I live in what is considered to be a poor area, lots of the local schools are in special measures, we have a larger than average amount of children taking up free school meals etc. Unemployment is a big problem, as is teen pregnancy, lack of suitable housing and lifestyle health issues like obesity and type 2 diabetes are a big issue. Families tend to be large, with single parents or unemployed parents or both.
I know this because they gave us a lovely talk about how unfortunate we are at the community centre one day 
I buy fresh fruit and veg but with DH working away in the week and just DS and I at home, things go off before we use them. I do my best with things I can cook and freeze, but what do you do with, for example, a cucumber that's passing it's best?
I have a car but many people don't. They are just too expensive a luxury
Anyway, the nearest farm shop is several miles away. It would take me about an hour and a half to walk to it, and I walk quickly. So that would be a three hour round trip to buy good fresh veg that was cheap.
Public transport would mean two buses there and two buses back and still take about an hour. I think you can buy an all day saver for £4.25.
In the other direction, the nearest market is about an hour's walk. It runs Tuesday, Thursday, Friday and Saturday.
It's only one bus each way but the fair is £2.20 each way from here, so still quite expensive.
DS was only in school in the morning, for three hours, last year so trips like those for people without a car are difficult if not impossible if they have young children not in full time school.
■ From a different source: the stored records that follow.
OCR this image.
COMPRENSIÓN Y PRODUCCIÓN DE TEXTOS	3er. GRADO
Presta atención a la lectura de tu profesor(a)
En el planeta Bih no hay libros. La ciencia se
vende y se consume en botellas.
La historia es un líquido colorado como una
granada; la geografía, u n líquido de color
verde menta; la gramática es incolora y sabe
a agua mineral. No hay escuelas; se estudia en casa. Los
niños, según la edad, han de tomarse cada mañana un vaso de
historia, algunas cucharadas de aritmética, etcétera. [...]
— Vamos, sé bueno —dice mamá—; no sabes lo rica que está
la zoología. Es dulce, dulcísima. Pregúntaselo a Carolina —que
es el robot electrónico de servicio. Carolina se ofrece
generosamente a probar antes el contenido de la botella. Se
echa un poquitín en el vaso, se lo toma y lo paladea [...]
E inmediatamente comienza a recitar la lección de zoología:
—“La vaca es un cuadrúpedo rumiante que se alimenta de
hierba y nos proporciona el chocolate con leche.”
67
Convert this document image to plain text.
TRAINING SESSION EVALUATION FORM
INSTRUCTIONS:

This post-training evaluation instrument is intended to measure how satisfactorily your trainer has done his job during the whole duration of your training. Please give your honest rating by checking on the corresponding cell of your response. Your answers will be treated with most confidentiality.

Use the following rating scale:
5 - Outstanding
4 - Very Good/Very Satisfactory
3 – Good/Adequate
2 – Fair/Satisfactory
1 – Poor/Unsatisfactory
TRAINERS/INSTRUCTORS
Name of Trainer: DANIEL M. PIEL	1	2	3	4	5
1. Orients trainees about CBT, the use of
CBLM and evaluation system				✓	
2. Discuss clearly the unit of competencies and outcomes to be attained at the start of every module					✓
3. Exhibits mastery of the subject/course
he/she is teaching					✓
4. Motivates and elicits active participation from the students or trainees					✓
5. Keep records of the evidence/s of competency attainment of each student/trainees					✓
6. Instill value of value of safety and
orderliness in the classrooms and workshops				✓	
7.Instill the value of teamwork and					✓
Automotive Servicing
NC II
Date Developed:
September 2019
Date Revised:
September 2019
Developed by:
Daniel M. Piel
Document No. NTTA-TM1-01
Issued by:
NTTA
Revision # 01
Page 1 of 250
There's no way I could walk to the farm shop and back in time to fetch DS, and no way I could walk with him to it after school. That would add at least another hour to the journey because he's smaller, slower and he would need to rest more than I would.
And as we couldn't buy fresh stuff in for the whole week without taking the risk that some of it would go off before we'd used it, we'd need to make at least two trips a week to ensure we were buying the freshest we could get.
So that's the two places Jamie would prefer us to shop written off for many families here. Even if they don't work, the cost of transport or the time needed to get there and back makes it difficult to impossible in many cases because of children/school/childcare etc.
Within walking distance we have a Lidl, which is about a 20-30 minute walk for me. And an Asda about a 30-40 minute walk. Sainsbury's about 40-50 minutes away.
Within fifteen minutes I can walk to the local equivalent of Iceland for frozen meals. Or to Iceland itself within half an hour.
I'm not surprised that many local families do. I'm sure they already know it's not the healthiest food, but it is cheap and convenient in more ways than being microwavable. It's local, they can walk there and back in much less than an hour, it's cheap and freezable. If the market or the farm shop were closer they might be used by people local to me but time, travel costs and distance have put them out of reach on a daily basis for most if not all people here who don't own a car.
It's not just about people being too lazy to cook or finding the microwave more convenient.
Not everyone has a market or farm shop on their doorstep, and a three hour round trip every day to buy ten mange tout is a big thing to ask of someone who has young children to get home to before school is out.